You Have Not Eaten An Orange Until It’s One That Is Fresh From A Tree

I rummaged around in my small fridge last night, trying to find something to eat.  Behind a tub of hummus and a loaf of GF bread, I find a lone orange, one of several given to me a few weeks ago by my neighbor Jessie.  She traded some beets from our Community Garden for citrus from the trees of folks who live in nearby Isleton.

I pulled the orange out, and studied it.  Three weeks?  Would it still be good?  I thought about the fruit trucked from Mexico to Missouri, which comprised the sole offerings in the store where I shopped for a couple of decades.  Surely this orange started fresher than anything I bought in Kansas City, I told myself, and started to remove the peel.

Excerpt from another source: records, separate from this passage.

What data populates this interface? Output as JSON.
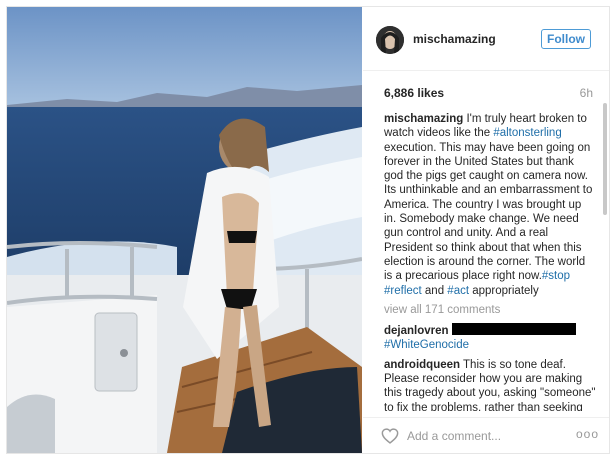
{
  "post": {
    "username": "mischamazing",
    "follow_label": "Follow",
    "likes": "6,886 likes",
    "time": "6h",
    "caption": {
      "user": "mischamazing",
      "text_1": " I'm truly heart broken to watch videos like the ",
      "tag_1": "#altonsterling",
      "text_2": " execution. This may have been going on forever in the United States but thank god the pigs get caught on camera now. Its unthinkable and an embarrassment to America. The country I was brought up in. Somebody make change. We need gun control and unity. And a real President so think about that when this election is around the corner. The world is a precarious place right now.",
      "tag_2": "#stop",
      "text_3": " ",
      "tag_3": "#reflect",
      "text_4": " and ",
      "tag_4": "#act",
      "text_5": " appropriately"
    },
    "view_all": "view all 171 comments",
    "comments": [
      {
        "user": "dejanlovren",
        "tag": "#WhiteGenocide"
      },
      {
        "user": "androidqueen",
        "text": " This is so tone deaf. Please reconsider how you are making this tragedy about you, asking \"someone\" to fix the problems, rather than seeking out constructive ways to actually make a difference."
      }
    ],
    "add_comment_placeholder": "Add a comment...",
    "more_label": "ooo"
  },
  "icons": {
    "heart": "heart-icon",
    "more": "more-options-icon"
  },
  "colors": {
    "link_blue": "#1f6ea8",
    "follow_blue": "#3f8bcd",
    "muted_gray": "#999999"
  }
}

A few minutes later, I realized that you have not eaten an orange until it’s one which came fresh from a tree not ten miles from your house.  I don’t even like oranges — not really.  I once flipped over on a bike for lack of understanding how to use hand brakes.  The only thing I had consumed that day  had been a glass of orange juice.  The impact of my head on the road caused a concussion which started my stomach heaving.  I haven’t liked oranges since then.

Grapefruit, now, that’s a different story.  And tangerines; or tangelos; or those little Cuties which kids like.  Regular oranges, not so much.  Until now.  Until I eased each juicy segment from the center fibers and bit down on them, letting the sweetness fill my mouth and run a little down my chin.  Oh, what a boon you’ve given me, young Jessie!  And how lovely this fine offering, how perfect, how refreshing, at the end of a dreary, weary day.

Now I have only store-bought fruit of which to partake this evening.  Still, it’s California-grown, so one can only hope it might be somewhere near the divineness of last night’s treat.  A woman can dream.

It’s the fifth day of the sixty-second month of My Year Without Complaining.  Life continues.